February is always an exciting month for new releases, due to the fact that it’s when new stuff finally starts rolling out. I’m always glad to feature guest reviews and tonight comes from my good friend Duane Berry regarding the new Paul Mccartney album “Kisses On The Bottom”.
What an interesting name for a release, “Kisses On The Bottom”, I know I have had some co-workers do that in the past with some degree of success. But I digress. Actually, the name comes from a line in the first song, “I’m Gonna Sit Right Down And Write Myself A Letter”. The line goes on to say “I’m Gonna Leave Kisses On The Bottom”. Glad we cleared that up.

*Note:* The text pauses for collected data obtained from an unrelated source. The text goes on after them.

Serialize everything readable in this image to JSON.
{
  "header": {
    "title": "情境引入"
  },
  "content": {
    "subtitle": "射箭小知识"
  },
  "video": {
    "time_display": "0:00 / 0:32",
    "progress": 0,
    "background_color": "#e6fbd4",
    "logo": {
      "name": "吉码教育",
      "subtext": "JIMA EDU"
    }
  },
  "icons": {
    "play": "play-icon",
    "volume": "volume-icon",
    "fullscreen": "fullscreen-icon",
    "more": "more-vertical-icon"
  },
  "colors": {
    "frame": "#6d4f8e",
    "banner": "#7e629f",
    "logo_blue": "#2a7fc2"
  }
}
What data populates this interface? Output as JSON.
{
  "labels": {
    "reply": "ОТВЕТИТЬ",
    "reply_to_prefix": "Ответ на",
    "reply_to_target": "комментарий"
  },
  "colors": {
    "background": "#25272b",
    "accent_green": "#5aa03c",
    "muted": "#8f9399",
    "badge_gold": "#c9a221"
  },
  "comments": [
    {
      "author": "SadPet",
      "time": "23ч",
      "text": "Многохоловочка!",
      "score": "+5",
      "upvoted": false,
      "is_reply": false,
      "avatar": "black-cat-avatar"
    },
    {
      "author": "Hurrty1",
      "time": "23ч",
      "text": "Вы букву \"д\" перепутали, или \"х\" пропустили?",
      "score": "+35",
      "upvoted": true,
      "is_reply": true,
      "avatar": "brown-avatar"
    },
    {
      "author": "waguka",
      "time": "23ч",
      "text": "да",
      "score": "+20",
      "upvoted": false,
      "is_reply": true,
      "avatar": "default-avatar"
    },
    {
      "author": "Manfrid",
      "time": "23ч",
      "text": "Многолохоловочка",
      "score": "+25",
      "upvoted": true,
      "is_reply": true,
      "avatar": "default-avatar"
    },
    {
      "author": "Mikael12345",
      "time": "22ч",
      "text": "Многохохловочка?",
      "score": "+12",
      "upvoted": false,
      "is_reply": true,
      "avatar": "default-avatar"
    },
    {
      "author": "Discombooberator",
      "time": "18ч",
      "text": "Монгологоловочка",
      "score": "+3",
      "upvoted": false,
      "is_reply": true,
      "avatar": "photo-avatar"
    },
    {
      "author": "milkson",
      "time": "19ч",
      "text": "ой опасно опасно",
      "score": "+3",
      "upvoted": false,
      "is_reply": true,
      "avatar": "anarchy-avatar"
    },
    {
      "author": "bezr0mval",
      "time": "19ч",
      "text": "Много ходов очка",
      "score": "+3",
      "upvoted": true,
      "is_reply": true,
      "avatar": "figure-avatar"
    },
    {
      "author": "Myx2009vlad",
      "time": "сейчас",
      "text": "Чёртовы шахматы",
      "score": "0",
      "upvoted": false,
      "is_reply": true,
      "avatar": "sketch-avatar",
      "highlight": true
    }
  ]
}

If this recording were to ever be made into a movie, the trailer would surely look something like this: Young Paul sitting at the kitchen table eating fish & chips, watching the Everton Football Club play soccer on the telly while listening to dad James play some of his favorite songs on the family piano. These days, it would be more like watching dad in his boxers sitting around eating Cheetos and listening to the Beatles White Album and singing “Ob-la-Di Ob-La-Da” and “Little Piggies”. But I digress, again, Doh.
This is the 35th post Beatles recording released by McCartney and it is totally different than anything he has ever done before. This harkens back to the songs his dad really did sing while playing his family piano. Classics one and all. The concept for this type of release has been around for a while. The first one I heard was a collection of standards done by Willie Nelson on his “Stardust” album that went on to become multi million seller. Not sure if this one is up to those lofty standards, but when you have had 188 charted songs and 33 of them #1 hits, including 60 gold records and 100 million singles sold in Britain alone, you can go old school on em and never look back.
Think Cole Porter, Nat King Cole, Irving Berlin and you get the idea behind the songs here. Only 2 written by McCartney. This disc is full of lushy orchestral maneuvers in the dark, with plenty of small, and not so small, stringed instruments and keyboards. You can just imagine the musicians sitting around in the studio recording this record wearing their “Old Guys Rule” shirts with a lot of Ensure cans all around.
Guiness says Sir McCartney is the most successful musician and writer in pop music history and with that kind of background, much is expected from any release, and this one delivers, in it’s own way. This is not the kind of disc that you will just pop into the player and jam to rolling down the highway, this is a real mood centric recording. Laid back with some excellent vocal work. Veteran musicians like Diana Krall, Robert Hurst, John Pizarelli and arrangements by Eddie Karam and Johnny Mandel make it hard to ignore what is here.
“Home (When Shadows Fall)”, and others feature the London Symphony Orchestra, “It’s Only A Paper Moon” is highlighted by the best string variety on any song while “Ac-Cent-Tchu-Ate The Positive” shows the still strong vocal work McCartney is known for. “My Valentine” and “Only Our Hearts” are the 2 McCartney compositions included. Eric Clapton is a featured guitarist on “Get Yourself Another Fool” and Stevie Wonder guests on harmonica on “Only Our Hearts”.My favorite is “Bye Bye Blackbird” the song that John Coltrane won a posthumous Grammy for in 1982. A song reportedly about a prostitute leaving the business and returning home to her mother. I like this version even more than the Etta James or Miles Davis versions.
I’ve always heard that when people the caliber of Paul McCartney go into a recording studio it should be their goal to make timeless music. This time, it was the timeless music that brought them together in the studio. For a guy that was mostly inspired by american R & B music growing up, McCartney hit a walk off home run with this disc.